Medicare will now cover various services—provided remotely—including common office visits, mental health counseling and preventive health screenings provided by physicians, nurse practitioners, clinical psychologists, licensed clinical social workers and other professionals, subject to limitations imposed by state law. To be eligible for coverage, the provider must utilize interactive audio and video telecommunication technology that allows for real-time communication between the patient and the provider’s distant location. Telehealth services will be paid the same as in-person services under the Physician Fee Schedule. Medicare coinsurance and deductibles still apply, but the HHS Office of Inspector General (“OIG”) has instituted flexibility for providers who may wish to reduce or waive these cost-sharing arrangements. Specifically, the OIG has announced that it will not pursue sanctions for arrangements that meet the following conditions: (i) the physician or provider reduces or waives cost-sharing obligations for telehealth services delivered consistent with then-applicable coverage and payment rules; and (ii) the telehealth services are provided during the period of the COVID-19 public health emergency. Therefore, hospitals that abide by these regulations can provide telehealth services at reduced cost or for free without running afoul of the AKS.
Relaxation of Rules Governing Technology That Can Be Used to Provide Telehealth Services. On March 17, 2020, the HHS Office for Civil Rights (“OCR“) announced that it will use its enforcement discretion and waive penalties for HIPAA violations against healthcare providers serving patients in good faith using telehealth technology platforms throughout the duration of the COVID-19 public health emergency. The OCR noted that some available technology platforms may not fully comply with the HIPAA rules, but OCR will not impose penalties for noncompliance for healthcare providers using such platforms in good faith.

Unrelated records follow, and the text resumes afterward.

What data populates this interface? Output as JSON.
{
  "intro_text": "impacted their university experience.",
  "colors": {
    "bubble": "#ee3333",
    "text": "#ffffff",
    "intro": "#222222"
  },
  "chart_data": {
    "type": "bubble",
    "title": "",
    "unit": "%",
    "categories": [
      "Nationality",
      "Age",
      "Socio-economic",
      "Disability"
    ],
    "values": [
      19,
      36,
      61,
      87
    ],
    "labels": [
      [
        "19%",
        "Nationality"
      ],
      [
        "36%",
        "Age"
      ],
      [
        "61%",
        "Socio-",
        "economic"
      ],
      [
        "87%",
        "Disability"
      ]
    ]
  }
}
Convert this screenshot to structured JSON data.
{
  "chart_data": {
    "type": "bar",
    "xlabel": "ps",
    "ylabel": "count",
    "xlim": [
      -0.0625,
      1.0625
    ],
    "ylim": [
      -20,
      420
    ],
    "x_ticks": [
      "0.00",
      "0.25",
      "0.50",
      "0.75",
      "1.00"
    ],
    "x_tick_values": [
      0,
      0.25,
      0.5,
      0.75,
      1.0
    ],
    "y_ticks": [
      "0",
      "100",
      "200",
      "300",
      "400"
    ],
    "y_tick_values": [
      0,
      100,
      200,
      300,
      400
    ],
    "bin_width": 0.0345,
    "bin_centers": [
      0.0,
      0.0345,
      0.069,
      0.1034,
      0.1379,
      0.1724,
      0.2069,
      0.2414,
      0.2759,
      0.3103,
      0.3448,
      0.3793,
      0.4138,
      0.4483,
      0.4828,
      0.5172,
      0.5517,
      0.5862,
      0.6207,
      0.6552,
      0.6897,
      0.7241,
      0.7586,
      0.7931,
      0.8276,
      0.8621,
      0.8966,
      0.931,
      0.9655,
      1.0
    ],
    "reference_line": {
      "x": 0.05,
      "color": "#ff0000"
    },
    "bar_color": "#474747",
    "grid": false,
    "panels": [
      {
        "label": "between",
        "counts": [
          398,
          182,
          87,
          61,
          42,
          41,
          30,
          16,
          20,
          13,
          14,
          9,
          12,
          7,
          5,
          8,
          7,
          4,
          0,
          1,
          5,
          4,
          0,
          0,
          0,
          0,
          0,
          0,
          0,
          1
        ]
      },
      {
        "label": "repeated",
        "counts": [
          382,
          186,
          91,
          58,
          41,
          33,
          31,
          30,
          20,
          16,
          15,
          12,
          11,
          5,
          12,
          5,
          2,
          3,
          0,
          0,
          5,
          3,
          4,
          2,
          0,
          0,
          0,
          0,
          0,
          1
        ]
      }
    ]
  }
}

Under OCR’s announcement, healthcare providers may use any non-public-facing remote communication product to communicate remotely with patients, potentially including applications such as FaceTime or Skype. This extends to the use of telehealth for reasons beyond services related to the diagnosis or treatment of conditions related to COVID-19. Notwithstanding this announcement, providers should think carefully before using technology that would otherwise not be HIPAA compliant and ensure that providers institute appropriate protections for patient privacy.
Compliance with Physician Licensing Requirements. On March 13, 2020, HHS Secretary Alex M. Azar II announced that beginning March 15, 2020, HHS would waive the requirement that out-of-state healthcare providers be licensed in the state where they provide healthcare services. Absent fraud or abuse, a physician that holds an equivalent license from another state and is not affirmatively barred from practice will be able to provide services in a state in which he or she does not hold an active license.
However, this waiver is limited to licensure requirements related to participation and payment in federal healthcare programs. State law still governs whether a healthcare provider may provide professional services in that state without holding an active license from that state’s medical board. In the current public health crisis, several states have begun to ease their licensing restrictions. Amidst such changes, it is important for providers to pay close attention to states’ changing requirements and the exact provisions and limitations of any instituted waivers.